Alien 3As most fans of the Alien franchise know, the production of this film was such a disorganized shambles, that it resulted in this being the worst sequel in the "Alien" saga, if not one of the worst films of 1992. The film was initially granted a budget of $35,000,000, but this figure quickly spiralled out of control to almost double that, due to problematic directors and constant script rewrites.

The problems first started when the producers Walter Hill, David Giler and Gordon Carrol originally hired SF novelist William Gibson to submit a script. However, his plot, which was set on a space station orbiting earth, was rejected on the basis that it was too much like the original.

Writer Eric Red was then hired to write a script and action movie director Renny Harlin hired to film it. But Harlin hated Red's story, set in a colony of redneck farmers, so much that he quit. David Twoy was then asked to write a new script, which he set on a prison planet, and Vincent Ward was hired to direct. But Ward wanted to set the film in a monastery, so, John Fasano was then hired by 20th Century Fox to write Ward's version, telling Twoy (who was busy re-writing) that Fasano's plot was for Alien 4.

Greg Pruss was then hired to re-write Fasano's script, but quit after finding director Ward too difficult to work with. John Fasano then returned to re-write his own script, but his partnership with director Ward went sour and so Ward quit , even as sets were being constructed in the studios.

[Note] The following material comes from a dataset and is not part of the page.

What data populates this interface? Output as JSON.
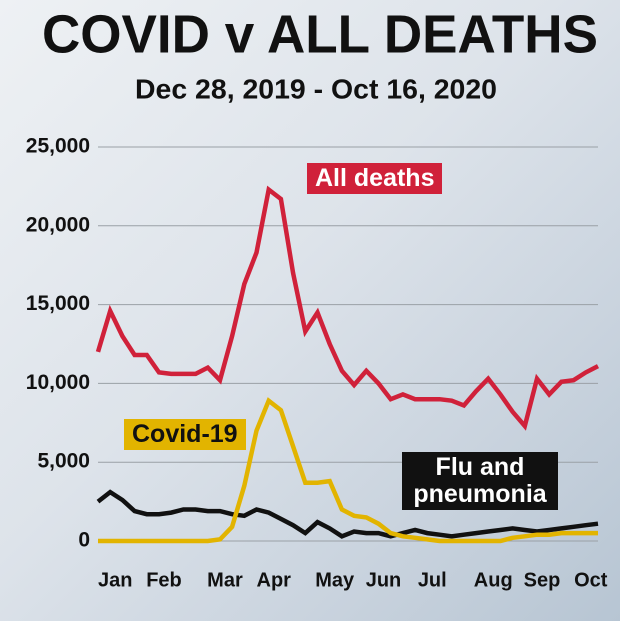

David Fincher was then hired to direct, with Larry Ferguson brought in to re-write Fasano's monks script. Unfortunately, Ferguson's treatment of Ripley's character was not liked by actress Sigourney Weaver, and so Ferguson left. With production stalled and costs mounting, producers Hill and Giller decided to do an emergency re-write to try and straighten the script out. This combined Twoy's prison planet script with the religious elements of Fasano's.

Rex Picket was then hired to re-write the second half of Hill and Giller's script. But Picket didn't like the producers efforts, favouring the inputs by director Fincher over theirs, so was subsequently sacked. Sigourney Weaver apparently thought the Hill/Giller script was fine as it was, but Fincher had reservations and fought with the producers for 2 months over the script, as well as complaining about the budgetary constrictions.

With the shooting schedule over running, due to Fincher being busy filming his "perfectionist" Alien 3. 20th Century Fox sent in a trouble shooter to investigate the spiralling production costs. Upon viewing the rough cut they pulled the plug, sending Fincher and crew back home.

Then, during post production, the producers drew up an extensive list of re-shoots, but budgetary restrictions and Sigourney Weaver's refusal to shave her head again resulted in this option being cancelled. The ending was one of the major problems in this, as it was coincidentally similar to Terminator 2.

The film is unfortunately a shining example of the fact that $65,000,000, which was the final production cost, does not a good movie make. Fortunately though, the fourth film "Alien : Resurrection" was a much, much better entry in the Alien saga, and director David Fincher went onto have better success with the horror film "SEVEN". It was just a pity that this film was such dismal disorganized effort.

Note - The information on this page was based on an article that appeared in the UK edition of Aliens comic by Dark Horse publications in 1992. Subsequent interviews with the cast and crew have all provided conflicting accounts of these events and who wrote what. However, I have been able to corroborate much of this info on the IMDB and so I believe this article is, to the best of my knowledge, accurate.